A chord PQ of a circle of radius 10cm subtends an angle of \[{{60}^{\circ }}\] at the center of the circle. Find the area of major and minor segments of the circle.

Answer 1

Hint: The first step we will do is construct the figure as per the details given in the question. To solve this question we will use the area of the sector of the circle. Area of a sector of the circle when the angle is \[\theta \] and radius is r is,
Area = \[\dfrac{\theta }{{{360}^{\circ }}}\times \pi {{\left( r \right)}^{2}}\]
Also, we will need one more concept that a full circle angle measures angle \[{{360}^{\circ }}\].

Complete step-by-step solution:
Let us first do the necessary construction to solve this question.
Let given below be the circle of center O and radius OP = 10cm.
Also, \[\angle POQ={{60}^{\circ }}\] this is given,

Clearly, OP and OQ are both radii.
So, $OP = OQ = 10cm$.
Consider a point R and S on the circumference of the circle as shown in the figure.
Then POQR is the minor segment and POQS is the major segment.
Form line PQ.

Now we will finally compute the area of minor and major segment of the circle.
The area of the segment of the circle where \[\theta \] is the angle and radius is r is given by,
Area = \[\dfrac{\theta }{{{360}^{\circ }}}\times \pi {{\left( r \right)}^{2}}\]
Now here for area of minor segment POQR we have, \[\theta ={{60}^{\circ }}\] and r = 10.
Then using the formula of area of the sector we have,
Area of sector POQR = \[\dfrac{\theta }{{{360}^{\circ }}}\times \pi {{\left( r \right)}^{2}}\]
Substituting \[\theta ={{60}^{\circ }}\] and r = 10.
\[\Rightarrow \] Area of minor segment POQR = \[\dfrac{{{60}^{\circ }}}{{{360}^{\circ }}}\times \pi \times {{\left( 10 \right)}^{2}}\].
Using \[\pi =3.14\] we get,
\[\Rightarrow \] Area of minor segment $POQR = \dfrac{1}{6}\times 3.14\times 100 $.
\[\Rightarrow \] Area of minor segment $POQR = 52.333 cm^2$.
Now for major segment POQS, we have to compute the angle.
Full circle angle is \[{{360}^{\circ }}\].
Then as \[\angle O=\angle POQ+\angle POQ\] (S side angle)
\[\Rightarrow \angle POQ\] (S side) = \[{{360}^{\circ }}-{{60}^{\circ }}\]
\[\Rightarrow \angle POQ\] (S side) = \[{{300}^{\circ }}\]
Then we have,
 

Then area, \[\theta ={{300}^{\circ }}\] of sector POQS and r = 10.
Then area of sector major POQS = \[\dfrac{{{300}^{\circ }}}{{{360}^{\circ }}}\times \pi \times {{\left( 10 \right)}^{2}}\]
Put, \[\pi =3.14\].
\[\Rightarrow \] Area of major segment $POQS = 0.83333 \times 3.14 \times 100$
\[\Rightarrow \] Area of major segment $POQS = 261.666 {{cm}^{2}}$.
Therefore area of minor segment = 52.333 \[c{{m}^{2}}\] and area of major segment = 261.666 \[c{{m}^{2}}\]

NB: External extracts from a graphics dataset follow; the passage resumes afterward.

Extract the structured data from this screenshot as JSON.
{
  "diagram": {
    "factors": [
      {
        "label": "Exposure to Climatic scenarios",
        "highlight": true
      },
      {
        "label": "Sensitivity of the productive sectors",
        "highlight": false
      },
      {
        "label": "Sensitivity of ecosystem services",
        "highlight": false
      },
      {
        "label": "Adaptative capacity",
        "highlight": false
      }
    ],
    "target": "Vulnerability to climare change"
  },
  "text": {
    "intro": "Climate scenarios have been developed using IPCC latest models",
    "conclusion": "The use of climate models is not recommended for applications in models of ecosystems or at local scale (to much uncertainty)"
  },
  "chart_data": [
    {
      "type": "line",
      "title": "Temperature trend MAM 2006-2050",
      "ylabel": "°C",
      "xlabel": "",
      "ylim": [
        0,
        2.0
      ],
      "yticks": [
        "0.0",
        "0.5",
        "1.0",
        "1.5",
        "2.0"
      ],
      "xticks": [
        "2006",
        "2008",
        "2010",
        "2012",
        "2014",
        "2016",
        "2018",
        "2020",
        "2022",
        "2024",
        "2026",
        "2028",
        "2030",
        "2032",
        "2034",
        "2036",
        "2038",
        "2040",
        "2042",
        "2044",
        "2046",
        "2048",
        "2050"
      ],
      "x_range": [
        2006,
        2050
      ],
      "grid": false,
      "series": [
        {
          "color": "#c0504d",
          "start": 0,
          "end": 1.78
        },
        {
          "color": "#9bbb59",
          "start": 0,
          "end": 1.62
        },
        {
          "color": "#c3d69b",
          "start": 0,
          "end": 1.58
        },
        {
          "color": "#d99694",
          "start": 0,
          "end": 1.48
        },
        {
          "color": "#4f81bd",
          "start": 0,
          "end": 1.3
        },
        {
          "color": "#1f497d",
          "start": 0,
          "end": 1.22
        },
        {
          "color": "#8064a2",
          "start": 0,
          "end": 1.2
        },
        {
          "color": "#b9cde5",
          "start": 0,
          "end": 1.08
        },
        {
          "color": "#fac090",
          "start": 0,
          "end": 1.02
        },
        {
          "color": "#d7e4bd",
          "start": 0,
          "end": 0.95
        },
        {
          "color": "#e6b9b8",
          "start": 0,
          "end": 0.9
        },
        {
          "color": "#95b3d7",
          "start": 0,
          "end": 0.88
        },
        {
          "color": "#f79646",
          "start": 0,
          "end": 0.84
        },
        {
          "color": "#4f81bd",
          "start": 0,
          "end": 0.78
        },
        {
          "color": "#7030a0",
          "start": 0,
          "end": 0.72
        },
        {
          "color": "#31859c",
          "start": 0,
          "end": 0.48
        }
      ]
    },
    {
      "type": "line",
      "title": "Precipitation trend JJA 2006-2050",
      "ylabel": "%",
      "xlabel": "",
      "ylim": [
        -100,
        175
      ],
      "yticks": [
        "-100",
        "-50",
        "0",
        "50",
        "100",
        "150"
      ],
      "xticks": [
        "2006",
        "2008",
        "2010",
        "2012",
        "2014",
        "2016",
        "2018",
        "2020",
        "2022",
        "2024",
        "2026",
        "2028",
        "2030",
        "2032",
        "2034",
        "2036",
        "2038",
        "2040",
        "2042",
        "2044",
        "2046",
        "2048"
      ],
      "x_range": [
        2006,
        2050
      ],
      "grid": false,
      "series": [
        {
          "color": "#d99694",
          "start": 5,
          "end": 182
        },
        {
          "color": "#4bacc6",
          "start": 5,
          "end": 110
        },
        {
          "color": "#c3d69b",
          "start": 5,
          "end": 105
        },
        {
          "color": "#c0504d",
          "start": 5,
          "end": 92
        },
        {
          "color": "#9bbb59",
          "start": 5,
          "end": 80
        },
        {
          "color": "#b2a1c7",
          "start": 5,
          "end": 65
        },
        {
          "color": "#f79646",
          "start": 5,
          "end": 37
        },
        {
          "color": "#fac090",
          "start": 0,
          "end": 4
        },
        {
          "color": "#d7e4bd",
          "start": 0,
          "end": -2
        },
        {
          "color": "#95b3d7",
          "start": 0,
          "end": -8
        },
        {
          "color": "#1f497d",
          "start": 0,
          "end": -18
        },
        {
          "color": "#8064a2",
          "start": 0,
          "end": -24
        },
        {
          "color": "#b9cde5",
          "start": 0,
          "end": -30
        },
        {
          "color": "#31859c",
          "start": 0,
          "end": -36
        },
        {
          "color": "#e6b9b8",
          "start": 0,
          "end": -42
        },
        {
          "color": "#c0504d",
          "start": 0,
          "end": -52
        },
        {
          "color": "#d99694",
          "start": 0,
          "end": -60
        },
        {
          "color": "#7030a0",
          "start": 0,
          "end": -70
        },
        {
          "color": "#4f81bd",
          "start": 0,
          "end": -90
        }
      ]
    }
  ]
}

Note: The possibility of error in this question can be the point where we have to identify segments of the circle. The major segment of the circle is one that has a bigger angle at the center and the minor segment is one having a smaller angle at the center. Here the bigger angle is \[{{300}^{\circ }}\], so the major segment is POQS and the smaller angle is \[{{60}^{\circ }}\]. So the minor segment is POQR.